By Glen Hallick, MarketsFarm
WINNIPEG, June 23 (MarketsFarm) – Intercontinental Exchange (ICE) canola futures were stronger as they finished at the daily limit in the July, November and January contracts on Wednesday. The March contract also reached the upper limit but stepped back a little.
Prairie weather forecasts have called for increased temperatures and very little rain. As crops suffer from stress, the benefits from this month’s rains have dried up, with more precipitation desperately needed to replenish waning soil moisture levels.
Added support came from significant gains in Chicago soyoil and European rapeseed. Declines in Chicago soybeans and soymeal did little to stem the rising tide of prices.
A stronger Canadian dollar also did little to impede canola. The loonie rose to 81.27 U.S. cents compared to Tuesday’s close of 80.93.
Nutrien has denied any partnership with BHP, despite recent reports the mining companies negotiating a partnership of the latter’s C$5.7 billion mine near Jansen, Sask. that’s still under construction.
There were 23,467 contracts traded on Wednesday, which compares with Tuesday when 14,340 contracts changed hands. Spreading accounted for 6,238 contracts traded.
Settlement prices are in Canadian dollars per metric tonne.
Canola Jul 772.30 up 30.00
Nov 737.90 up 30.00
Jan 739.60 up 30.00
Mar 734.00 up 27.40
SOYBEAN futures at the Chicago Board of Trade (CBOT) were lower on Wednesday, due to recent rainfall on parts of the United States Midwest helping thirsty crops.
The weather forecast called for overnight rain of up to one inch in the Midwest’s northern areas. Heavy rains are to drop of the central and eastern parts of the region beginning tomorrow.
The U.S. Department of Agriculture (USDA) announced a private sale of 330,000 tonnes of soybeans to China. Delivery is to be during the coming marketing year. Also, there is speculation of more purchases to be made by China.

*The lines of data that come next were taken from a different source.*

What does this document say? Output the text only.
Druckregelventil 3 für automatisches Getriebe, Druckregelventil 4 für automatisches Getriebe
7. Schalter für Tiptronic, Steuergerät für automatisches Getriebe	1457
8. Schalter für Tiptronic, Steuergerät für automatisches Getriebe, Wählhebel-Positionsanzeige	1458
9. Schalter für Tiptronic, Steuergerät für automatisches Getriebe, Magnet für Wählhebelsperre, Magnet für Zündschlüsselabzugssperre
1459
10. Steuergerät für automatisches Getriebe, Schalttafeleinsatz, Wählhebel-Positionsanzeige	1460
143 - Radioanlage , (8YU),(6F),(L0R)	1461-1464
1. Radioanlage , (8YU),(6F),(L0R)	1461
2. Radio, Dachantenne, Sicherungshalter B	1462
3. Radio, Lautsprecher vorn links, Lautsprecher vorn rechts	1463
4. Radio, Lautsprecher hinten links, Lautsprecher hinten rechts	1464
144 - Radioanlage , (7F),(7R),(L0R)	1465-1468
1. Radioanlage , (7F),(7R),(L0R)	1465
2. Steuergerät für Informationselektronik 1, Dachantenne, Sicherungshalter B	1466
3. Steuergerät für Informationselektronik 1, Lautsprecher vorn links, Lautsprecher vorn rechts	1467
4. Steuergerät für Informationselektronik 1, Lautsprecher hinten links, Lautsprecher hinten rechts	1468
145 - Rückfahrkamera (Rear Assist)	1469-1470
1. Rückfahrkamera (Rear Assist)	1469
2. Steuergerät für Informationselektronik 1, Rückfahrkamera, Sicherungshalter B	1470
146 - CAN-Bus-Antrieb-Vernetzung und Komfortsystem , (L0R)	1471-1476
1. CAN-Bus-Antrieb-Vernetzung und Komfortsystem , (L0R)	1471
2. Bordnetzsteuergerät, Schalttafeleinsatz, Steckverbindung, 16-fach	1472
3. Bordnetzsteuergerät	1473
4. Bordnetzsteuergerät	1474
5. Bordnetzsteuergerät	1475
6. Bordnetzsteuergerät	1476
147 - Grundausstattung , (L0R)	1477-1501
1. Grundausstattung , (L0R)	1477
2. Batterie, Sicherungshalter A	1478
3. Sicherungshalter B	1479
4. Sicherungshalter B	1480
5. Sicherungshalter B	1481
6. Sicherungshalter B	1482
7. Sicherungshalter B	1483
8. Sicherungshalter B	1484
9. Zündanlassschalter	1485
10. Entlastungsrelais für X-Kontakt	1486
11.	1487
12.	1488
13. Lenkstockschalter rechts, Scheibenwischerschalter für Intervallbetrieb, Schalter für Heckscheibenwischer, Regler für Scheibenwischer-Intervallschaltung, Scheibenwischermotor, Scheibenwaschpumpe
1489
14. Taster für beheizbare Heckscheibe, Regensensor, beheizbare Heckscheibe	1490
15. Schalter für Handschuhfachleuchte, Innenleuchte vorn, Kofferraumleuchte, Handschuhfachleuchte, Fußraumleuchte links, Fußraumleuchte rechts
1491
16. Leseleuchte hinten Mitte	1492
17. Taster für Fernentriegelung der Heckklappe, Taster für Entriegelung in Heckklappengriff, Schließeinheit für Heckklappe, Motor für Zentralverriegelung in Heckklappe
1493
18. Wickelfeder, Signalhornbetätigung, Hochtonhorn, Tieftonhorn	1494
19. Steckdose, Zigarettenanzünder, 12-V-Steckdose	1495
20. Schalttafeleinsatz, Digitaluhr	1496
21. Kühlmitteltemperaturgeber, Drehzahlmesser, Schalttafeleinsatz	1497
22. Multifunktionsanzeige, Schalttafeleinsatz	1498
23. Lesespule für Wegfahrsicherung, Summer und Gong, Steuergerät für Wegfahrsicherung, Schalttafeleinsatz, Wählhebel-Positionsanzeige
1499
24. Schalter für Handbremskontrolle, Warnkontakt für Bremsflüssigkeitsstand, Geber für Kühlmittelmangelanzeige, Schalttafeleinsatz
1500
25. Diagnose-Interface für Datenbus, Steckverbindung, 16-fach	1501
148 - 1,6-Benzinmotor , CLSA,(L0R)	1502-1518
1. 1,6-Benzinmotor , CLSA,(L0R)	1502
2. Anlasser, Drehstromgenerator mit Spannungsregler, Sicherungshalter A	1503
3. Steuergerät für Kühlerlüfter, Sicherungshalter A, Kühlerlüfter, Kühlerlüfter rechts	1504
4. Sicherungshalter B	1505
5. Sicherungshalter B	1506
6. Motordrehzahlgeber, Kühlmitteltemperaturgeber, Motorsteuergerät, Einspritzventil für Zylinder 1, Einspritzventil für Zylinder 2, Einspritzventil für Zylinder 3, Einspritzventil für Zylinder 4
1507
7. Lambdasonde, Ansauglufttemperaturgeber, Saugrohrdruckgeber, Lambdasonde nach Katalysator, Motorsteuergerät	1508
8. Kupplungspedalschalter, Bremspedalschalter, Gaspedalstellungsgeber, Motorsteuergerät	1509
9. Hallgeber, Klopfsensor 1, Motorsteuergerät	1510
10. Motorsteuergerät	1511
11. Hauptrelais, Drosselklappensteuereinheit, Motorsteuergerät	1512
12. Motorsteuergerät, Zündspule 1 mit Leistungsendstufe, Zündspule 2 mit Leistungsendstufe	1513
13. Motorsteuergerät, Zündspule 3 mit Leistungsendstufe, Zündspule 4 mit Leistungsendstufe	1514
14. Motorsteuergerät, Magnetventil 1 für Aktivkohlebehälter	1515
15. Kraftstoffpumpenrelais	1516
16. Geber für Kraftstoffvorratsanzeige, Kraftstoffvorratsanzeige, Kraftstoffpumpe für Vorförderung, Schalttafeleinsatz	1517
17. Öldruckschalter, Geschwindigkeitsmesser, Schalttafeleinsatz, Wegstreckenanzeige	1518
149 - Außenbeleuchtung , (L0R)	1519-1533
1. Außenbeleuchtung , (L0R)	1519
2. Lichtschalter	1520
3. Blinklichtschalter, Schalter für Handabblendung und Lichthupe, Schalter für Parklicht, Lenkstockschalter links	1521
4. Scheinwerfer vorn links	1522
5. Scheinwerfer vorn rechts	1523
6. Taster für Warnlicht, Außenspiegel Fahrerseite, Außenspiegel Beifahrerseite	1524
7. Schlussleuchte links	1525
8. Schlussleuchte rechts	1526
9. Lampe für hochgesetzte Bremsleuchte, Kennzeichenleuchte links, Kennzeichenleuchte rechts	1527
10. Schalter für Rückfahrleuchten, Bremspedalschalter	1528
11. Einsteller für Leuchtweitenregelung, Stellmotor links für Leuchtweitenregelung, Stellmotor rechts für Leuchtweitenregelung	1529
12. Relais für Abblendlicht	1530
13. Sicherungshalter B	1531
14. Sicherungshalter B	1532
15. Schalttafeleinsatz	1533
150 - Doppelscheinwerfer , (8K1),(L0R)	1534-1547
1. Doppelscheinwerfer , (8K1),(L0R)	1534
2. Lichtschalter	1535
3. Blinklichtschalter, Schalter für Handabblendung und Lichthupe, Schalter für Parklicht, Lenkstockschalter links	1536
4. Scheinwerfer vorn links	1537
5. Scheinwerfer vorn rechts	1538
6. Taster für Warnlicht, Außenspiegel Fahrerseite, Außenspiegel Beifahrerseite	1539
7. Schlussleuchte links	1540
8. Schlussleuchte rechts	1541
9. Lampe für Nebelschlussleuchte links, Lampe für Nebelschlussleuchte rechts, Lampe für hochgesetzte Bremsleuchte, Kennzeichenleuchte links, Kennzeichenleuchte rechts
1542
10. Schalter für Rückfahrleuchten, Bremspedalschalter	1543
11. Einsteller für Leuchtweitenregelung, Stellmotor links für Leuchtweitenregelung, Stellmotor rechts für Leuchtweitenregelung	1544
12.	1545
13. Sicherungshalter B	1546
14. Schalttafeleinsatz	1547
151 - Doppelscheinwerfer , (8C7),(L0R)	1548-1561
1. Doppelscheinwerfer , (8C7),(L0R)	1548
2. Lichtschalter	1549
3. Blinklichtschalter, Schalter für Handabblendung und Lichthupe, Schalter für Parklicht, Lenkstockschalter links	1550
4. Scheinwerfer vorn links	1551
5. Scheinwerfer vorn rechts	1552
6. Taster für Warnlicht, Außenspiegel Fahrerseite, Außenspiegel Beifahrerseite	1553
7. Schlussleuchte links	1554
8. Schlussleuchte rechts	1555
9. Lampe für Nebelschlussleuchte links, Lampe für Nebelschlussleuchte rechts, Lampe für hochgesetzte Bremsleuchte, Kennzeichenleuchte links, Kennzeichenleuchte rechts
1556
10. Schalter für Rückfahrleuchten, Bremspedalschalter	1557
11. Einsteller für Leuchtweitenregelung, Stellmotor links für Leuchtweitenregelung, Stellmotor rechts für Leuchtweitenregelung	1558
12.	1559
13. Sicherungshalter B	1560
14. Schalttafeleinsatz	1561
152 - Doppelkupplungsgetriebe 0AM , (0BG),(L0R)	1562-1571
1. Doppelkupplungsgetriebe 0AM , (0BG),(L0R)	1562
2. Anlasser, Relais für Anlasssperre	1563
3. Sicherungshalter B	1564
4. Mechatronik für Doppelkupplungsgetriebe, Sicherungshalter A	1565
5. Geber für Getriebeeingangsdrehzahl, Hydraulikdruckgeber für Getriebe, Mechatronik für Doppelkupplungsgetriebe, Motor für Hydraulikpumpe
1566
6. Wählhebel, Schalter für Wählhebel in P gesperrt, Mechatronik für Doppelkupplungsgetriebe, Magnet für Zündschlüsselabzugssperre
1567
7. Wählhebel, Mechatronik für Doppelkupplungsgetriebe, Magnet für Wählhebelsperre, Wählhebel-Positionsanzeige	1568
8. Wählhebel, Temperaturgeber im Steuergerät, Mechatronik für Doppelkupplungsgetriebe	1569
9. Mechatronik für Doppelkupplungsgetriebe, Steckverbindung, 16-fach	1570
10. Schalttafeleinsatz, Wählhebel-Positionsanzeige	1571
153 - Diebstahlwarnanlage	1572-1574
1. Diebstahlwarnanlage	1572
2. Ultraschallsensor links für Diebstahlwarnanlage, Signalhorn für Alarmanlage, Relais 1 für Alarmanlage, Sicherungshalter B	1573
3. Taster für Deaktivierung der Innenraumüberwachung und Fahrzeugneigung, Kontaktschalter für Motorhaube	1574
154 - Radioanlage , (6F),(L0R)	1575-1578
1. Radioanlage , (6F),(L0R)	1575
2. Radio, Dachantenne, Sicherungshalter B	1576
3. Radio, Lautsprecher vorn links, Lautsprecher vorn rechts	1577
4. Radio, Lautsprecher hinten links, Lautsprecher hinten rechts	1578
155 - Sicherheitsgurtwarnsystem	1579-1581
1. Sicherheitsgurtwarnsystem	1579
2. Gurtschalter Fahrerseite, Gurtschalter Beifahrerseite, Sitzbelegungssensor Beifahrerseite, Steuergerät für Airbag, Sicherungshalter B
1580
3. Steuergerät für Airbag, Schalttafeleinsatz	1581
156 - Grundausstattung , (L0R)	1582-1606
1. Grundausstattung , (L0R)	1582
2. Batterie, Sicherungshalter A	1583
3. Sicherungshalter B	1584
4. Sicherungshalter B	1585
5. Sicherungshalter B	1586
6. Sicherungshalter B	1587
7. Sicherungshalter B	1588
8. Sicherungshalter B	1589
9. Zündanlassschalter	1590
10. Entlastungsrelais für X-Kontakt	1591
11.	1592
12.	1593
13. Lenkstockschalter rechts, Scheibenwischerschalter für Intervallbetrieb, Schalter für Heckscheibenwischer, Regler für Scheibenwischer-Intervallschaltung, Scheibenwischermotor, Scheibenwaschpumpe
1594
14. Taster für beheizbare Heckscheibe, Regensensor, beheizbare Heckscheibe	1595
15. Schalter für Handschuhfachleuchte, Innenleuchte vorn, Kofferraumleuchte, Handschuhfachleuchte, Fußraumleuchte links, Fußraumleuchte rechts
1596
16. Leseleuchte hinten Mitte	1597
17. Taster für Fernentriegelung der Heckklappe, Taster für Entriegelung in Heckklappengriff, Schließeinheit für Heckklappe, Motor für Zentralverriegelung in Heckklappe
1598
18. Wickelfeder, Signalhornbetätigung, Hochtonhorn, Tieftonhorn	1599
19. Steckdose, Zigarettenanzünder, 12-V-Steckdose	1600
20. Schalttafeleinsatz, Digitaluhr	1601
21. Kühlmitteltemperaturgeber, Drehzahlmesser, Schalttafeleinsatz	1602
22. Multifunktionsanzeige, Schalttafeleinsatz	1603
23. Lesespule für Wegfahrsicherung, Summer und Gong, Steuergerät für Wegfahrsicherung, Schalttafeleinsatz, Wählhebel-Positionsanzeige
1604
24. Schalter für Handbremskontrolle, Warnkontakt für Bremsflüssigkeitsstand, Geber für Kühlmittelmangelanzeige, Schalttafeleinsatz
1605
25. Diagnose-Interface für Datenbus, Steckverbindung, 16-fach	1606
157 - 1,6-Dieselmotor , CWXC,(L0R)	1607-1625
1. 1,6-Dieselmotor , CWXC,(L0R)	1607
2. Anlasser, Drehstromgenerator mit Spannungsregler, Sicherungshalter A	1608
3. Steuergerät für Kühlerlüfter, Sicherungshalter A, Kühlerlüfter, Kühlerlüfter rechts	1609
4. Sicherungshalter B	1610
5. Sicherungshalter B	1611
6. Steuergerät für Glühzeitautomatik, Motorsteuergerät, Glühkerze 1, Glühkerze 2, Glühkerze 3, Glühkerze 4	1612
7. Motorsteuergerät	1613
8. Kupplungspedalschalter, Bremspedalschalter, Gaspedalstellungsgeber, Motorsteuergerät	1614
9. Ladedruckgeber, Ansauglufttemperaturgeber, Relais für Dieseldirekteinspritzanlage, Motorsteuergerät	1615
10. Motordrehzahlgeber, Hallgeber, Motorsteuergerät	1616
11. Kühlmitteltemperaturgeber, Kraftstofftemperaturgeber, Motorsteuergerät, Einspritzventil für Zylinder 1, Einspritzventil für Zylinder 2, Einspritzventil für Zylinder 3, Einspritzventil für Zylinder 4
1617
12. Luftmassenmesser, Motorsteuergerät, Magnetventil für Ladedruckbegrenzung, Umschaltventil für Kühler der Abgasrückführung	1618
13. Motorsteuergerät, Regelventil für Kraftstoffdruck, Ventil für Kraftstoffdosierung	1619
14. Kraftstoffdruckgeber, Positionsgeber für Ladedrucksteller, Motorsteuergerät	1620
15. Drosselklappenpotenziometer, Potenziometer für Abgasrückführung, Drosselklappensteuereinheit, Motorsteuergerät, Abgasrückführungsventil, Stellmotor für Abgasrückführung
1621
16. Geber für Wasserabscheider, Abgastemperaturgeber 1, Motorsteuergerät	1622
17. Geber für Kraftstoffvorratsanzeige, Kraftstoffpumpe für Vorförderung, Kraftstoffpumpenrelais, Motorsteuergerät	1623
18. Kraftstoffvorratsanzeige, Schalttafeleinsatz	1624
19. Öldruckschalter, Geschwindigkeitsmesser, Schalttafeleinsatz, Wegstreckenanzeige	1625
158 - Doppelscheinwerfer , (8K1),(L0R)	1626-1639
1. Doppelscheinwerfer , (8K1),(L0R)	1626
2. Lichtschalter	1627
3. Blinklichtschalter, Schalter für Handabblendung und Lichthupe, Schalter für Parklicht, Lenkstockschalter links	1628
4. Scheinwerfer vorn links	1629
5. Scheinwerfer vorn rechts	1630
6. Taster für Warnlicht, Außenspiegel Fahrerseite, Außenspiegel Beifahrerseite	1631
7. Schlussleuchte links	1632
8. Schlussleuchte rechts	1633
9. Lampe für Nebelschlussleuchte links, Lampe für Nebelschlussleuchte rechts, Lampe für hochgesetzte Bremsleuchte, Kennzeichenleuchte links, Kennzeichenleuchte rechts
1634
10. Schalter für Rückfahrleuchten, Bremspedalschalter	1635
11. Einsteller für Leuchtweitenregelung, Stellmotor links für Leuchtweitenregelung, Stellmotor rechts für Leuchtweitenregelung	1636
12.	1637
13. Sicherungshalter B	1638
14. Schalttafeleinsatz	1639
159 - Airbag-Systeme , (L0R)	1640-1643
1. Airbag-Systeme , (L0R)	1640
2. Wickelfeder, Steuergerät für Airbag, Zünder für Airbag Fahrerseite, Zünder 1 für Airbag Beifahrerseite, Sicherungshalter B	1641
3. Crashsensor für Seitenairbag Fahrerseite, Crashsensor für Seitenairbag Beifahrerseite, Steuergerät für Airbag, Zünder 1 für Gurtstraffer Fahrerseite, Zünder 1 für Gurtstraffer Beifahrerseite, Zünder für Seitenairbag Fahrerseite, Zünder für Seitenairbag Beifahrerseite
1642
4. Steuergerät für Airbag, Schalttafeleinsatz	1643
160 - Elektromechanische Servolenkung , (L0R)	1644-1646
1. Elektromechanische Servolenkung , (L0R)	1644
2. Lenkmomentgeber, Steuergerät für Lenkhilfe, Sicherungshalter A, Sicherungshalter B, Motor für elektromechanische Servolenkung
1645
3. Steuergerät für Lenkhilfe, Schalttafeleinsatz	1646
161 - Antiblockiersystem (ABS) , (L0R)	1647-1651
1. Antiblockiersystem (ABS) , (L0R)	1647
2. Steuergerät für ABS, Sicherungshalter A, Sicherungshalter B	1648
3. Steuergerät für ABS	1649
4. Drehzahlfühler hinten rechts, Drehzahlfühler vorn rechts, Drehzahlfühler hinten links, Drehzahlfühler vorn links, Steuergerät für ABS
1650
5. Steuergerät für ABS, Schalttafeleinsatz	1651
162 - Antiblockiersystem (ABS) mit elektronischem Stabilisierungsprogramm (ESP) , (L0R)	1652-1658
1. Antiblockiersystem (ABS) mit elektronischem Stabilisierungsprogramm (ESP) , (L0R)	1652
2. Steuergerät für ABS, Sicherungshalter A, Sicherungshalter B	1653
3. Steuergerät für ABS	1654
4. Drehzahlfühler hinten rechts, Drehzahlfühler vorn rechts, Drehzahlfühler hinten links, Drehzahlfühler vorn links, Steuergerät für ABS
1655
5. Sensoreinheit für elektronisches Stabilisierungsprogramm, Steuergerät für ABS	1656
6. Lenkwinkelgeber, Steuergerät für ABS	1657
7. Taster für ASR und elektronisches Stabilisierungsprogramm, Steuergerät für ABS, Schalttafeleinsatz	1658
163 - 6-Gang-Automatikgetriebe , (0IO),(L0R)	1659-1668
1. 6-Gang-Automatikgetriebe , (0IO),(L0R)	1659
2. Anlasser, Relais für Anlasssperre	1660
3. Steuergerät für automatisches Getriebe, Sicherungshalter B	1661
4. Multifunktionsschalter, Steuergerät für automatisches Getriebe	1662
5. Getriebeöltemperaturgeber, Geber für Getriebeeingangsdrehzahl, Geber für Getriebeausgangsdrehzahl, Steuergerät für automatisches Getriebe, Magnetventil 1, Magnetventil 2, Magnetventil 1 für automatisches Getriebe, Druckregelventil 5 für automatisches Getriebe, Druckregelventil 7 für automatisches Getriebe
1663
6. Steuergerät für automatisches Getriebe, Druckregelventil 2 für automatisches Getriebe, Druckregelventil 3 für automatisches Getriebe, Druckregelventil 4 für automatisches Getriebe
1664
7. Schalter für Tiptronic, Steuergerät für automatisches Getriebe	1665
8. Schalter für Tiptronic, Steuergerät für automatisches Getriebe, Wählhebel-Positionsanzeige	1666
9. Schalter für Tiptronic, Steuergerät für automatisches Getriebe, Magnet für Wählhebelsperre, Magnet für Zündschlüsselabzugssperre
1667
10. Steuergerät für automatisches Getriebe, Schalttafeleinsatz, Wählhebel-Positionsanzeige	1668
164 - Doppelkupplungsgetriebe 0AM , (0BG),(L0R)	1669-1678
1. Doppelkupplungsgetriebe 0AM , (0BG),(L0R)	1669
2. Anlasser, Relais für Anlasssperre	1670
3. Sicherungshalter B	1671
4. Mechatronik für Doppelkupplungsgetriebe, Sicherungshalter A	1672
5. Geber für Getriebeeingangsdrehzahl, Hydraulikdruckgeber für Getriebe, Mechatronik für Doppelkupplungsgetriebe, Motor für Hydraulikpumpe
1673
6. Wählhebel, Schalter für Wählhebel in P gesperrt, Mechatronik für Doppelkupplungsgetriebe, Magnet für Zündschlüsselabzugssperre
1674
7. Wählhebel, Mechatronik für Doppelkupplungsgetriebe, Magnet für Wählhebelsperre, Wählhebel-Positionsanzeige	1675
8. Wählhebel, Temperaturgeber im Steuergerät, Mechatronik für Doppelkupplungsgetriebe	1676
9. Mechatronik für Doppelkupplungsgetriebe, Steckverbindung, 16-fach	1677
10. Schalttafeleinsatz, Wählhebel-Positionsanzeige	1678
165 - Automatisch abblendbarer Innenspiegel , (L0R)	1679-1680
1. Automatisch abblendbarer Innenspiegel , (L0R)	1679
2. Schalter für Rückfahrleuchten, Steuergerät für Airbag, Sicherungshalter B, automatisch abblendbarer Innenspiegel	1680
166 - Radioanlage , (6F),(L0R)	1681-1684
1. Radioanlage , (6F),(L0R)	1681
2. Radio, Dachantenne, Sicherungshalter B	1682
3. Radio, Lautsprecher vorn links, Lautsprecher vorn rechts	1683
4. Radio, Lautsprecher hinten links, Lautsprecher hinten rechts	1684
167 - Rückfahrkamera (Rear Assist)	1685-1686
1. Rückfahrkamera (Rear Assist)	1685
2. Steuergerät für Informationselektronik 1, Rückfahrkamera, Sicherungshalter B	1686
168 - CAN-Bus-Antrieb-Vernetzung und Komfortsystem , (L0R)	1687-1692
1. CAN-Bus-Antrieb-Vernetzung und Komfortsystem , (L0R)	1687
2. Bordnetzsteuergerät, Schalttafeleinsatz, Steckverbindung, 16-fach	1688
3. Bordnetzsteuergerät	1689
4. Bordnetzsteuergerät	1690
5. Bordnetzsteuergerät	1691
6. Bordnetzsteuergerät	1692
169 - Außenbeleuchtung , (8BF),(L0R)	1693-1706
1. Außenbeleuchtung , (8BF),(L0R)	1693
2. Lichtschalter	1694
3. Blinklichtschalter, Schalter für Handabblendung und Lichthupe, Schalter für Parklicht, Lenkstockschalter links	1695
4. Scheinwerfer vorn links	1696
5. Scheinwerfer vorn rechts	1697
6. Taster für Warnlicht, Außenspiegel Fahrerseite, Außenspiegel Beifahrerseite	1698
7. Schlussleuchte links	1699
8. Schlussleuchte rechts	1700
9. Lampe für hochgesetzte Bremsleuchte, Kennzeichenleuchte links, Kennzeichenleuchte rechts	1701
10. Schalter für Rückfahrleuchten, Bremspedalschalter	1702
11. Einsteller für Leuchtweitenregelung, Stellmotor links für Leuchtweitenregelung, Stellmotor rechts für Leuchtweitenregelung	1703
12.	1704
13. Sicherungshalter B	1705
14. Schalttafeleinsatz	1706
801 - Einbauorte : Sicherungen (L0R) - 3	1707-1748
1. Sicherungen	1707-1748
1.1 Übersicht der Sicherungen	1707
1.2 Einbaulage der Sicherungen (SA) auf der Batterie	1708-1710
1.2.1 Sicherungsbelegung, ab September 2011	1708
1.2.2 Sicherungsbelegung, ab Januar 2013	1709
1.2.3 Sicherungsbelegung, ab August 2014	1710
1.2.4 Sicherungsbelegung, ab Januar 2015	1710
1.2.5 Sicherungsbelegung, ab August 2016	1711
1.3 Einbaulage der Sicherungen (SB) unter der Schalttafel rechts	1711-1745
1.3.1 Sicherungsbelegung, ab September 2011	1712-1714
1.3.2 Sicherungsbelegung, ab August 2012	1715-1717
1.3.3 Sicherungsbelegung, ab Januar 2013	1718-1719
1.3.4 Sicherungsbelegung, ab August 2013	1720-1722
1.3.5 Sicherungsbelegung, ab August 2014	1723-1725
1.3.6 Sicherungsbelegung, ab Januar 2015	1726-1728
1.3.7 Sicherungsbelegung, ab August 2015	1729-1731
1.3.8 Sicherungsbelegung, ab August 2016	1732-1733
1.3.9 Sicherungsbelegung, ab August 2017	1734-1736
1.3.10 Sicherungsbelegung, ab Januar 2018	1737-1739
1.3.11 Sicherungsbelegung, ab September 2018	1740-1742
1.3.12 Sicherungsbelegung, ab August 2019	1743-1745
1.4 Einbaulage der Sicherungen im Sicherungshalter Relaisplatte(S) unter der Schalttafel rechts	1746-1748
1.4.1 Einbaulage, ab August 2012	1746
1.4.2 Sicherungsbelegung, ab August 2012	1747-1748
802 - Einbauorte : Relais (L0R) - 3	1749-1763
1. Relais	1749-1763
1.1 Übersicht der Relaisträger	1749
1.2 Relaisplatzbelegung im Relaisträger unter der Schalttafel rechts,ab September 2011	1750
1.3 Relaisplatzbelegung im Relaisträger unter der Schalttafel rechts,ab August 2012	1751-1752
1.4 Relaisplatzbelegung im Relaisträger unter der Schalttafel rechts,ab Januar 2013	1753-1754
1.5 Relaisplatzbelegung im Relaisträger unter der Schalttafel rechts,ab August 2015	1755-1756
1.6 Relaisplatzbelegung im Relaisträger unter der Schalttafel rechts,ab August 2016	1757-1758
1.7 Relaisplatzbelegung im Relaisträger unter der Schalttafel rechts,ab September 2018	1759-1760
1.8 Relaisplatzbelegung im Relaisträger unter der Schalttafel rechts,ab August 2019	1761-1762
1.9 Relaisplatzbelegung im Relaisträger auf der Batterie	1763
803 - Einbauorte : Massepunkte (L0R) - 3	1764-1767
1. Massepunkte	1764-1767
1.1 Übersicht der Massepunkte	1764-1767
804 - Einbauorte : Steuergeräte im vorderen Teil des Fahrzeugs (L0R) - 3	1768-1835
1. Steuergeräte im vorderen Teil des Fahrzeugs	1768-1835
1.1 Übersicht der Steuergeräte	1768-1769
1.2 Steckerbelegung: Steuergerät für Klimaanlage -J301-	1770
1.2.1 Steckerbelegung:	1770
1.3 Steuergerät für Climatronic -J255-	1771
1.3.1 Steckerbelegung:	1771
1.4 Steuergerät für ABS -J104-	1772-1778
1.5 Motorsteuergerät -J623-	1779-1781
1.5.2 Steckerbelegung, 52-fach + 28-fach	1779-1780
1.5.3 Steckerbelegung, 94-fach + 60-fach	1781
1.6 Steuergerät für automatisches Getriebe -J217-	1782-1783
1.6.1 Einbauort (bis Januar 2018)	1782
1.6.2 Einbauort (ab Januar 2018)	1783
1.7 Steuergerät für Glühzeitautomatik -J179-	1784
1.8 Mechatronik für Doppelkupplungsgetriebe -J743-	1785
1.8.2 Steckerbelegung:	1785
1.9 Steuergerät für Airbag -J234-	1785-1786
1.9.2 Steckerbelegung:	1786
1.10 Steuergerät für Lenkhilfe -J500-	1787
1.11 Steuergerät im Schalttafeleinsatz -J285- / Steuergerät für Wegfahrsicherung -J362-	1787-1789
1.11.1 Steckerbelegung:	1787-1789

Ahead of Thursday’s export sales report from the USDA, the trade has projected old crop soybean sales from net reductions of 100,000 tonnes to plus 175,000 tonnes. New crop sales are pegged at 200,000 to 800,000 tonnes.
Brazil’s National Association of Cereal Exporters reported the country exported 11 million tonnes of soybeans so far through June.
Egypt purchased 63,000 tonnes of soyoil and 10,500 tonnes of sunflower oil on the international market.
CORN futures were mixed on Wednesday, with modest gains in the old crop contract and small declines in the new crop positions.
Reports said there could be reduced ethanol production in the U.S. and Brazil in the coming months, due to tightening corn supplies and high costs.
For the week ended June 18, the U.S. Energy Information Administration (EIA) reported ethanol production averaged nearly 1.05 million barrels per day. That was an increase over the previous week of 23,000 barrels per day. Ethanol stocks rose 518,000 barrels, bringing the U.S. inventory to 21.12 million barrels, its highest levels since March.
Market expectations for export sales have predicted old crop corn at zero to 400,000 tonnes and new crop at 200,000 to 500,000 tonnes.
A Reuters’ poll estimated Brazil 2020/21 corn production at 93.9 million tonnes. That’s well under the USDA’s current projection of 98.5 million tonnes and CONAB’s call for 96.4 million.
WHEAT futures were stronger on Wednesday, due to struggling crops.
There have been reports of U.S. spring wheat yields possibly falling to 20 bushels per acre due to severe drought across much of the Northern Plains. Meanwhile, the winter wheat harvest has seen strong yields, but poor protein levels. Rain continued to delay harvest progress.
The trade forecast export sales of wheat to 200,000 to 525,000 tonnes.
SovEcon increased its projection on the Russian 2021/22 wheat crop by 2.7 per cent at 84.6 million tonnes. The consultancy pegged Russia’s total grain production in 2021/22 to rise 0.9 per cent at 131 million tonnes.